Ecohydrology Research

The Role of Beaver Damming in Maintaining Riparian Vegetation Health During Droughts (2015 – present)

There are several important hydrologic functions of beaver damming on a landscape, one of which is the ability to buffer nearby riparian vegetation against the effects of drought. Put simply, water stored in the beaver ponds can seep into the nearby soil where it is accessible to the roots of the riparian wetland vegetation when there is otherwise low water availability due to decreased precipitation and reduced/no streamflow. To understand and quantify the ability for beaver damming to buffer droughts, I use primarily remote sensing (Landsat satellite images) and modeling to estimate the health of vegetation around beaver ponds.

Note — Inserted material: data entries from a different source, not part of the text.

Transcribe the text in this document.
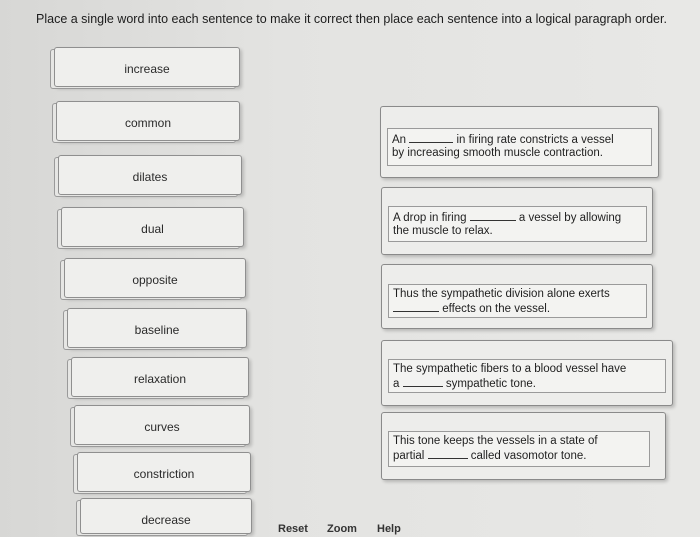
Place a single word into each sentence to make it correct then place each sentence into a logical paragraph order.
increase
common
dilates
dual
opposite
baseline
relaxation
curves
constriction
decrease
An	in firing rate constricts a vessel
by increasing smooth muscle contraction.
A drop in firing	a vessel by allowing
the muscle to relax.
Thus the sympathetic division alone exerts
effects on the vessel.
The sympathetic fibers to a blood vessel have
a	sympathetic tone.
This tone keeps the vessels in a state of
partial	called vasomotor tone.
Reset Zoom Help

In August 2017, I submitted a case study for publication on the role beaver ponds along Susie and Maggie Creek, NV played in maintaining riparian vegetation health during seasonal and multiyear droughts. The paper has been accepted and will be published in the journal Ecohydrology in 2018. Check out a read-only version from the journal here.

The next step in this project is to expand my study to more field sites, compare observed and modeled ET to water volumes stored in beaver ponds, and untangle the relationships between pond characteristics, damming intensity, total riparian biomass, and timescales of drought buffering.

The Role Beaver Dams Play in Groundwater-Surface Water Interactions in Arid and Semi-Arid Climates (2017 – present)

A key tool in moving from case studies to generalizable results is a physically based model for the hydrologic processes occurring in the shallow subsurface around and underneath beaver ponds in arid and semi-arid climates. I have developed a simple, generalizable model using the vadose zone modeling software HYDRUS 2D/3D. My model can help determine when, where, and under what conditions beaver damming leads to significant groundwater-surface water interaction – with special attention to the understanding how the variability in dam construction and repair impacts hydrologic processes at the dam-pond interface. This model will be a key step in understanding and predicting how beaver damming will influence water residence times, nutrient fluxes, water temperature, and other ecologically relevant characteristics of a given watershed.

Beavers: Ecosystem Engineers or Firefighters? (2018 – present)

Beaver damming raises the water table, saturates nearby soil, and ponds large volumes of surface water throughout the American west. Water – unsurprisingly – is very difficult to burn. So how do landscape-scale networks of beaver dams impact the size and spread of wildfires? I’m combining historical accounts of beaver wetlands acting as firebreaks, hydrologic modeling, fire spread modeling, and beaver occupancy modeling to start answering the question: are beavers just nature’s engineer, or are they firefighters too?